Data services need to advocate quality in data and in research. The same paradigm holds for big data. And we do need to keep in mind that part of the rationale for the invention of sample surveys was to be able to ask more from fewer. If big data offers us less from more, is it worth it? If it offers us more for less, or something entirely new (for example, data from smart energy meters) then it may be worth it.
There are some significant risks however, can anticipate and mitigate in this area. These risks will depend on the type of data, the context in which it was created, the owner of the data, the method of ‘analysis’, and the purpose to which the analysis is put. If personal data from a government business information system is used by belarus rcs data respected researchers, whose research is approved by data owners for public good, who understand the complexities of the data, work in a secure environment, have their outputs vetted, and are aware of the penalties under the law, the risks of anything “bad” happening is virtually zero. But, it seems from some of the public responses to the recent UK Data Sharing legislation that not everyone is quite so optimistic about the likelihood of something bad happening.

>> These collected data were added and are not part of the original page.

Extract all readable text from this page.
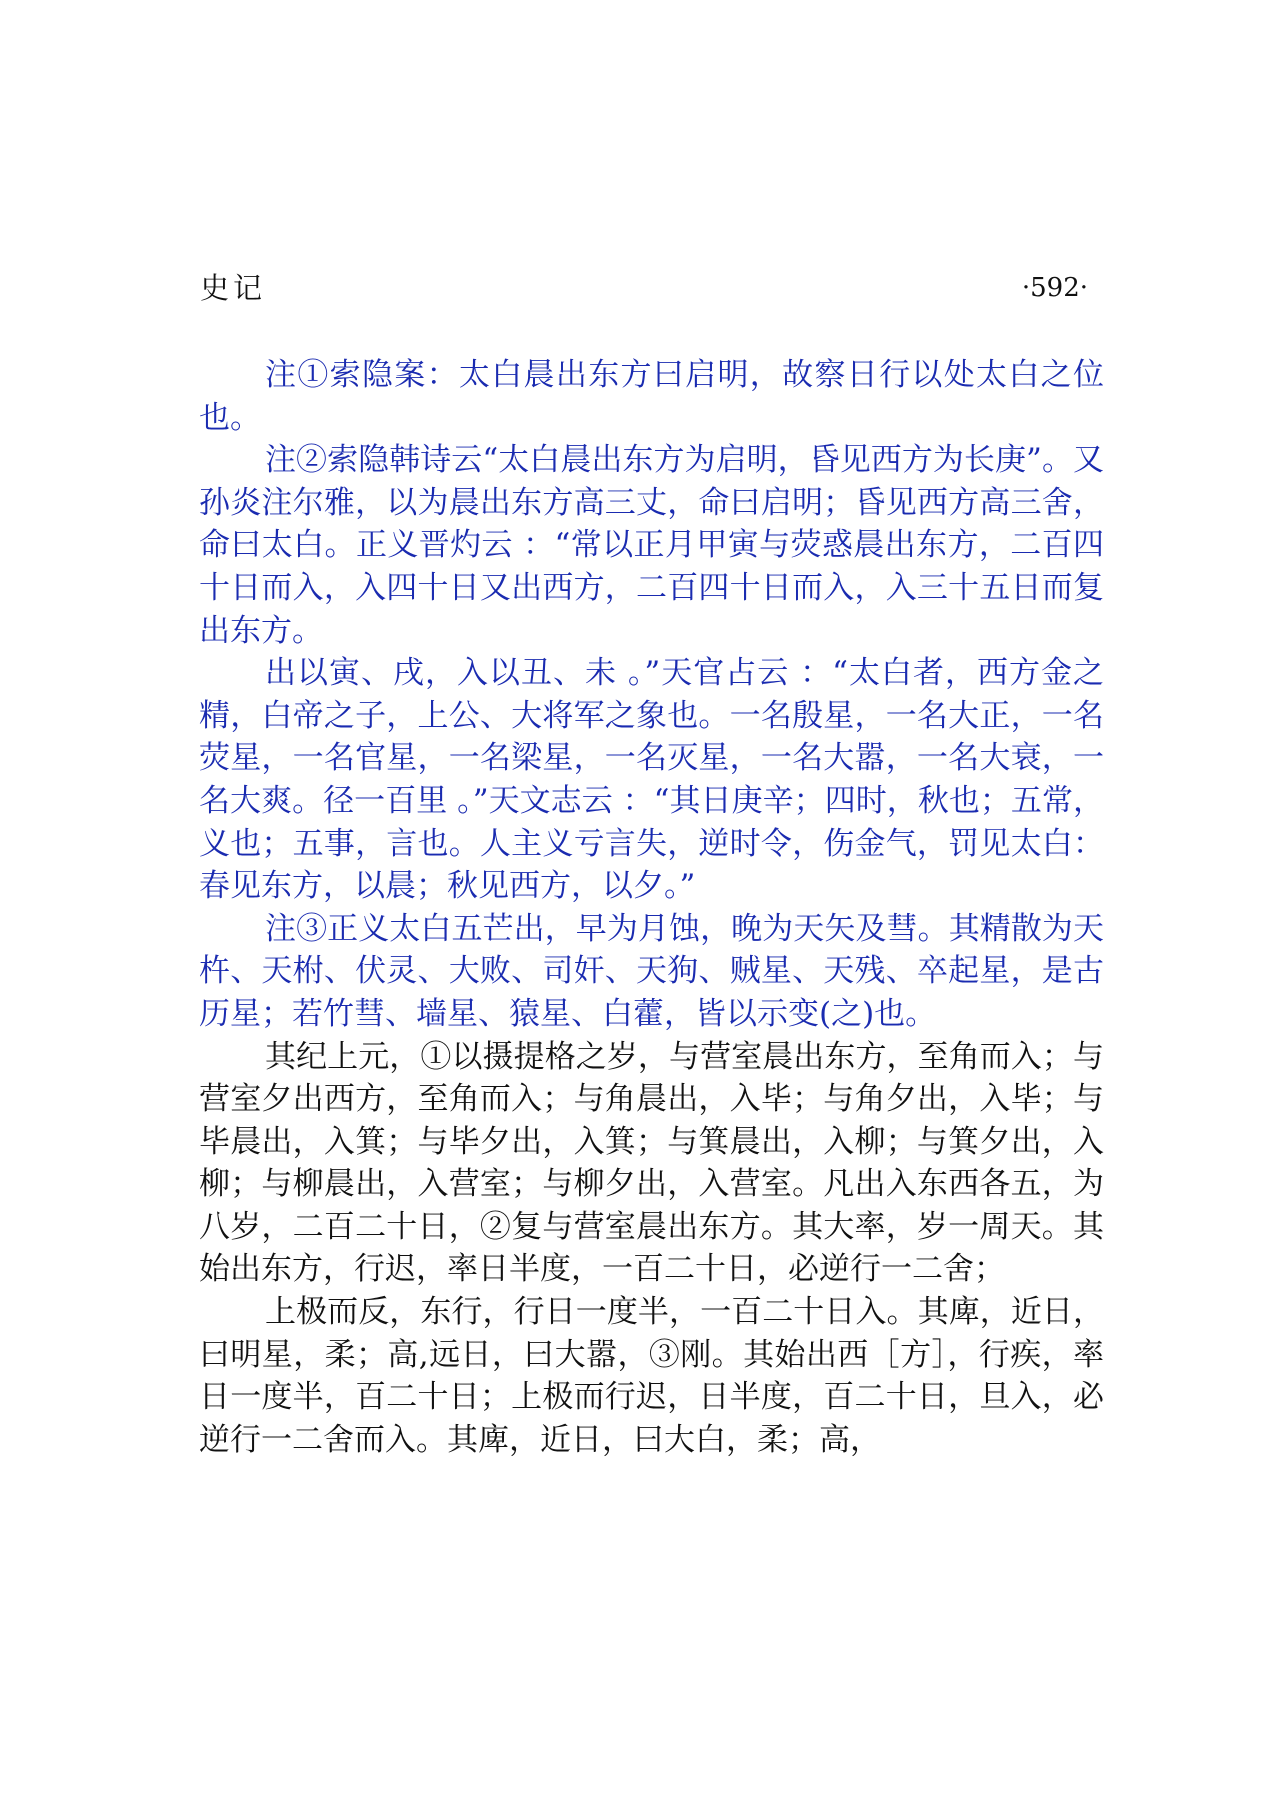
史记	·592·

注①索隐案：太白晨出东方曰启明，故察日行以处太白之位也。

注②索隐韩诗云“太白晨出东方为启明，昏见西方为长庚”。又孙炎注尔雅，以为晨出东方高三丈，命曰启明；昏见西方高三舍，命曰太白。正义晋灼云 ：“常以正月甲寅与荧惑晨出东方，二百四十日而入，入四十日又出西方，二百四十日而入，入三十五日而复出东方。

出以寅、戌，入以丑、未 。”天官占云 ：“太白者，西方金之精，白帝之子，上公、大将军之象也。一名殷星，一名大正，一名荧星，一名官星，一名梁星，一名灭星，一名大嚣，一名大衰，一名大爽。径一百里 。”天文志云 ：“其日庚辛；四时，秋也；五常，义也；五事，言也。人主义亏言失，逆时令，伤金气，罚见太白：春见东方，以晨；秋见西方，以夕。”

注③正义太白五芒出，早为月蚀，晚为天矢及彗。其精散为天杵、天柎、伏灵、大败、司奸、天狗、贼星、天残、卒起星，是古历星；若竹彗、墙星、猿星、白藿，皆以示变(之)也。

其纪上元，①以摄提格之岁，与营室晨出东方，至角而入；与营室夕出西方，至角而入；与角晨出，入毕；与角夕出，入毕；与毕晨出，入箕；与毕夕出，入箕；与箕晨出，入柳；与箕夕出，入柳；与柳晨出，入营室；与柳夕出，入营室。凡出入东西各五，为八岁，二百二十日，②复与营室晨出东方。其大率，岁一周天。其始出东方，行迟，率日半度，一百二十日，必逆行一二舍；

上极而反，东行，行日一度半，一百二十日入。其庳，近日，曰明星，柔；高,远日，曰大嚣，③刚。其始出西［方］，行疾，率日一度半，百二十日；上极而行迟，日半度，百二十日，旦入，必逆行一二舍而入。其庳，近日，曰大白，柔；高，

But there are some very specific risks surrounding the quality of these data. There is the possibility decisions may be based on insights from attractive new forms of big data, without the necessary work to understand and calibrate the extent to which it provides valid alternatives to more traditional forms of data collection. In the main, traditional census and survey type data sources involve considerable effort in the design of questions, sampling frames and definitions, allowing users to understand and quantify issues such as representativeness and bias.